Title:Linear stability analysis of non-isothermal plane Couette flow in an anisotropic and inhomogeneous porous layer underlying a fluid layer

Abstract:This paper carries out a linear stability analysis of a plane Couette flow in a porous layer underlying a fluid layer where the porous layer is anisotropic and inhomogeneous. The plane Couette flow is induced due to the uniform movement of the upper plate and convection arises due to the maintenance of the temperature difference between the upper plate and the lower plate. The fluid considered is Newtonian and incompressible. Darcy model is used to narrate the flow in the porous layer and at the interface, the Beavers-Joseph condition is used.
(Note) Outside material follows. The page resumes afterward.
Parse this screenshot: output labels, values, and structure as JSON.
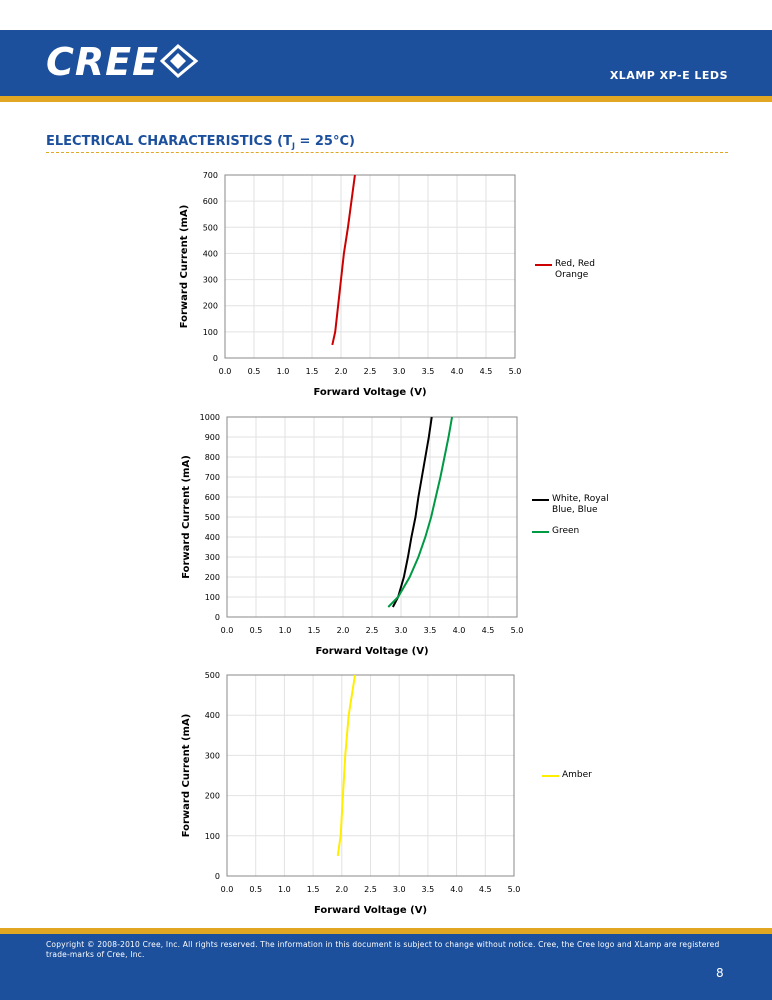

The Chebyshev collocation method is used to solve the generalized eigenvalue problem. Here, the effect of anisotropy and inhomogeneity of the porous medium, along with the ratio of the thickness of fluid to porous layer, i.e., depth ratio $(\hat{d})$, Reynolds number $(Re)$ and Darcy number $(\delta)$ are studied. The analysis is carried out majorly for water; however, the impact of anisotropy and inhomogeneity on different fluids by varying Prandtl number ($Pr$) is also studied. Depending on the value of parameters, the unimodal (porous mode or fluid mode), bimodal (porous mode and fluid mode) and also trimodal (porous mode, fluid mode and porous mode) nature of the neutral curve is obtained. The increasing value of the inhomogeneity parameter, depth ratio or decreasing value of the anisotropy parameter, Reynolds number, Prandtl number and Darcy number raises the system instability. For $\delta=0.002$, $Pr=6.9$ and $Re=10$, dominating nature of porous mode is always observed for $\hat{d}<0.07$, and fluid mode for $\hat{d}>0.21$ irrespective of anisotropy and inhomogeneity parameter. With the help of energy budget analysis, the types of instability are categorized and also the types of mode obtained from linear stability analysis are verified. Secondary flow patterns are also visualized to understand the flow dynamics.